I know them in different ways:
About 70 are from my home town - friends from high school or my brothers friends
About 50 are friends from college, 35 of them fraternity brothers
Another 50 are coworkers from my last job
The rest are friends of friends, people I know or met around, etc.
There really aren’t any total strangers. I don’t “friend” people I don’t know. I’m not actively friends with most of them, but just about any one I could have a conversation with if we bumped into each other on the street.
And if we had Facebook in college or business school, I’m sure I could easily triple or quadruple my number of friends. Between active brothers, alumni, girlfriends, friends of friends and randoms, there were probably 100+ people who were in my college fraternities extended circle (which is kind of the point). Now it’s just mostly people I know or still remember and recognize 10+ years after graduation.
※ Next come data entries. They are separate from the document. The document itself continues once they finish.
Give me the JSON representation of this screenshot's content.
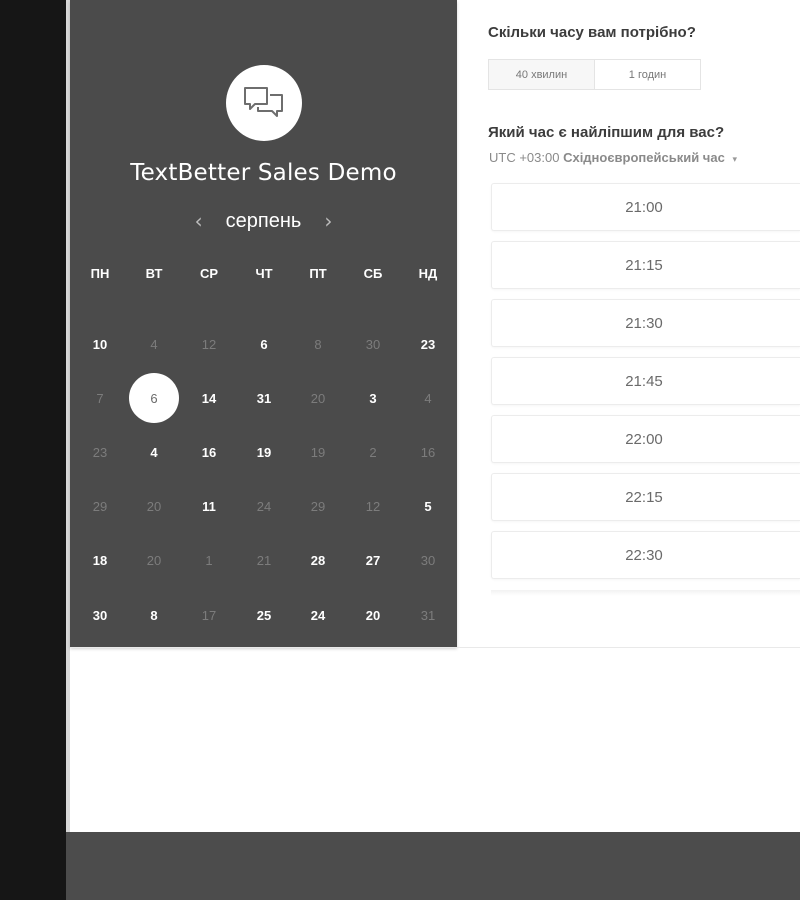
{
  "event": {
    "title": "TextBetter Sales Demo",
    "icon": "chat-bubbles-icon"
  },
  "calendar": {
    "month": "серпень",
    "prev_symbol": "‹",
    "next_symbol": "›",
    "weekdays": [
      "ПН",
      "ВТ",
      "СР",
      "ЧТ",
      "ПТ",
      "СБ",
      "НД"
    ],
    "rows": [
      [
        {
          "d": "10",
          "on": true
        },
        {
          "d": "4",
          "on": false
        },
        {
          "d": "12",
          "on": false
        },
        {
          "d": "6",
          "on": true
        },
        {
          "d": "8",
          "on": false
        },
        {
          "d": "30",
          "on": false
        },
        {
          "d": "23",
          "on": true
        }
      ],
      [
        {
          "d": "7",
          "on": false
        },
        {
          "d": "6",
          "on": true,
          "selected": true
        },
        {
          "d": "14",
          "on": true
        },
        {
          "d": "31",
          "on": true
        },
        {
          "d": "20",
          "on": false
        },
        {
          "d": "3",
          "on": true
        },
        {
          "d": "4",
          "on": false
        }
      ],
      [
        {
          "d": "23",
          "on": false
        },
        {
          "d": "4",
          "on": true
        },
        {
          "d": "16",
          "on": true
        },
        {
          "d": "19",
          "on": true
        },
        {
          "d": "19",
          "on": false
        },
        {
          "d": "2",
          "on": false
        },
        {
          "d": "16",
          "on": false
        }
      ],
      [
        {
          "d": "29",
          "on": false
        },
        {
          "d": "20",
          "on": false
        },
        {
          "d": "11",
          "on": true
        },
        {
          "d": "24",
          "on": false
        },
        {
          "d": "29",
          "on": false
        },
        {
          "d": "12",
          "on": false
        },
        {
          "d": "5",
          "on": true
        }
      ],
      [
        {
          "d": "18",
          "on": true
        },
        {
          "d": "20",
          "on": false
        },
        {
          "d": "1",
          "on": false
        },
        {
          "d": "21",
          "on": false
        },
        {
          "d": "28",
          "on": true
        },
        {
          "d": "27",
          "on": true
        },
        {
          "d": "30",
          "on": false
        }
      ],
      [
        {
          "d": "30",
          "on": true
        },
        {
          "d": "8",
          "on": true
        },
        {
          "d": "17",
          "on": false
        },
        {
          "d": "25",
          "on": true
        },
        {
          "d": "24",
          "on": true
        },
        {
          "d": "20",
          "on": true
        },
        {
          "d": "31",
          "on": false
        }
      ]
    ]
  },
  "duration": {
    "question": "Скільки часу вам потрібно?",
    "options": [
      "40 хвилин",
      "1 годин"
    ],
    "active_index": 0
  },
  "time": {
    "question": "Який час є найліпшим для вас?",
    "tz_offset": "UTC +03:00",
    "tz_name": "Східноєвропейський час",
    "tz_caret": "▾",
    "slots": [
      "21:00",
      "21:15",
      "21:30",
      "21:45",
      "22:00",
      "22:15",
      "22:30"
    ]
  },
  "colors": {
    "panel": "#4b4b4b",
    "left_strip": "#161616",
    "footer": "#4c4c4c"
  }
}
I was in an evening part time business school program so I never really kept in touch with anyone as we would all be in different classes on a different pace to graduation. Had I had Facebook, there could have been another 50 “friends”.
There are also a few weirdo’s in there as well.
My point is, it adds up after awhile if you are involved in a lot of activities and have a lot of acquaintances.
I have quick facebook check about 177 friends, the majority of whom I knew in either high school or college and still keep in touch with (via facebook) then add in the relatives and many of my co-workers who work for the same company but different locations (that I trained with or see at meetings and we go out for drinks afterwards or whatever) and it starts to get up there.
I have 80 friends on Facebook, and I know each and every one personally. A few are people I went to middle school with (and who friended me first; this makes adifference somehow), most are from college, and some are from here and there, including the SDMB. There is one notable exception, and I’m still trying to figure out why she friended me, except that she thinks I might be sympathetic to her cause. (She’s the wife of a notorious political figure.) Some of them post several times a day, some seldom post at all, which also makes a difference.
I’m pretty comfortable with the size of my friends list, although I might go as high as 100 if they’re people I’m directly connected with. I know people who have friends lists that run into the thousands, but I think that’s attention whoring and seeking validation more than anything else.
A friend of mine has 1,569 friends on Facebook. I seriously do not know what’s up with that. Can he possibly know them all? I do not know. He’s in business school though, maybe he thinks it’s a good idea to network with everyone he walks by on the street?
I have 225 Facebook friends. I do know the large majority of them. A few (like five) are friends from high school. A few more are friends from college. A lot of them are people I go to school with now, and a lot more are people I was in Peace Corps with. The only people I’ve never met in person are Dopers, I think. (Although most of the Dopers I’m FB friends with I have met in person.) I really don’t think my number is excessive in some way.
So I’d place the line somewhere between 225 and 1,569.
Networking is important, but quality is often more important than quantity. It’s like people on LinkedIn who are in sales and have thousands and thousands of contacts. What’s the point? You don’t know 99% of them. In terms of being an important connection, it’s about as valuable as the phone book.
IRL, I have a reasonably big social circle where there are lots of people I know in passing, so on Facebook I have a similarly wide group of ‘friends.’ I don’t think anyone pretends they’re all best friends for ever type friends. It’s more like ‘this is Simon that I know from Charlie’s Bar.’
One man did want to add me just because he wanted to add more friends to his list. I’d never met him and was never likely to. That was odd. I’ve also had a few people add me when I’ve met them once very briefly, and I don’t accept their friends requests unless they have particularly scintillating profiles. I also ignore friends requests that are really groups.